The USD/CAD has been rallying sharply from a low on the year at 1.1903 to 1.2447 this week before stalling ahead of the BoC statement. We can see that price action has shifted from a bearish market to a bullish one, breaking above key resistance levels as well as the 200-, 100-, and 50-period SMAs. The RSI has also pushed above 70 and held above 40 after a pullback. This bullish swing is not only due to the soft CAD but can be mostly attributed to the recent USD-strength. The fundamentals should support further upside.
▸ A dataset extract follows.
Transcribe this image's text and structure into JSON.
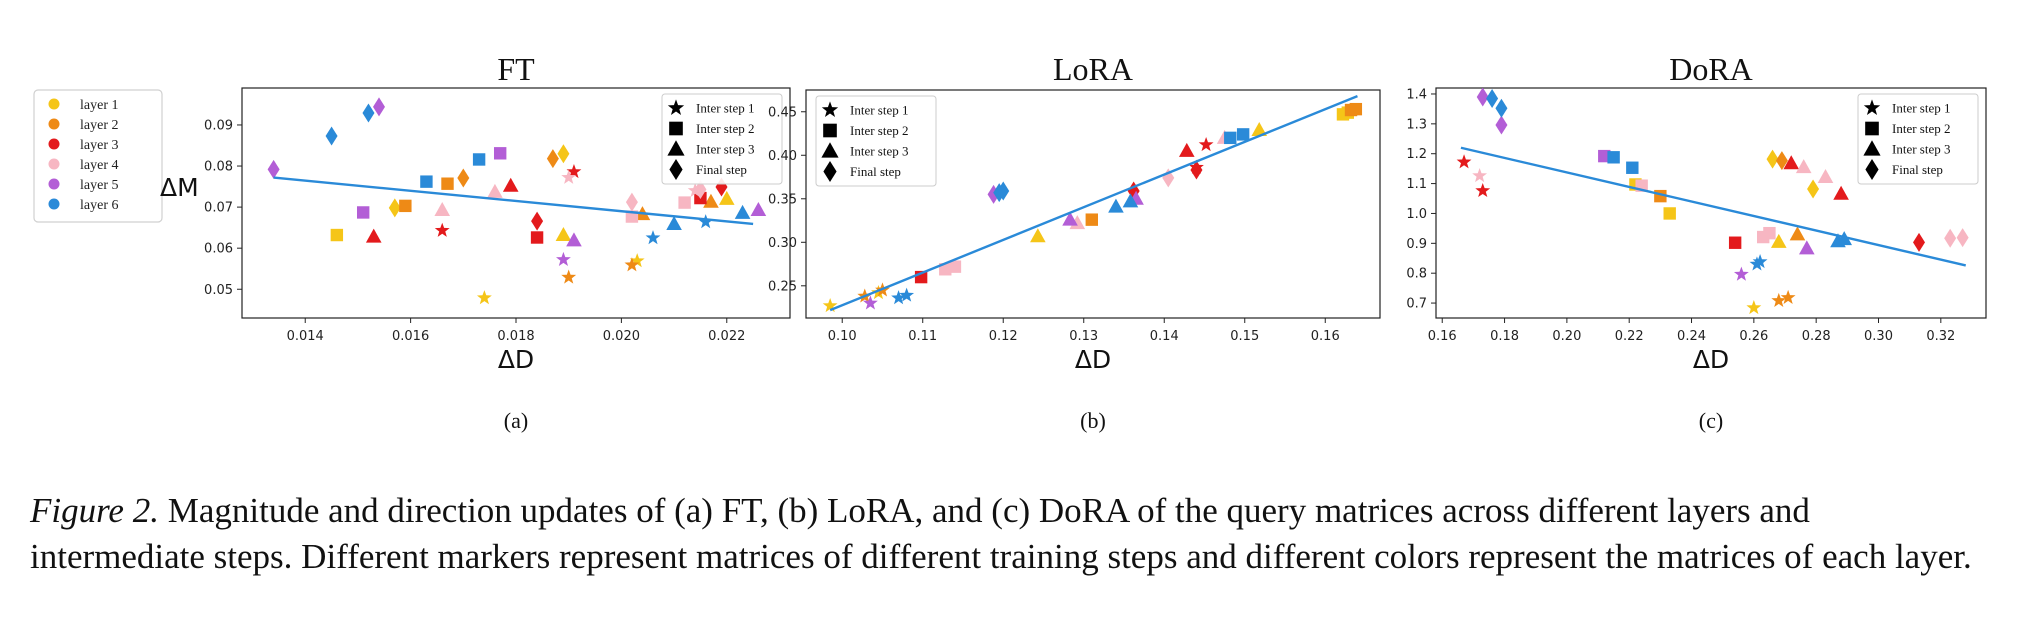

However, as we have seen in this year’s BoC statements, Stephen Poloz seems to be optimistic about the economy despite many calling for a rate cut. now, if price falls back below 1.24 after the BoC statement, it would probably be due to a non-dovish BoC statement. However, because there is a key US GDP release on Friday, we should limit our bearish outlook on the USD/CAD and look out for support first around the 1.2256 support/resistance pivot, especially if the RSI is able to turn up before breaking below 40. In this scenario, we should look for USD/CAD to come back to the highs on the year around 1.28.
Now, if USD/CAD continues falling, the next key support will be around 1.2163, which is another support/resistance pivot. A bullish market should hold above this pivot, so let’s see how the market reacts after Friday’s GDP data.
If USD/CAD does not fall below 1.2163, or does but rebounds above 1.2163 to close the week, we should look for a bullish continuation scenario.
To the downside, a break below 1.21 will likely be needed to convince the market that USD/CAD is still bearish, which puts the 1.19-1.1905 area in sight.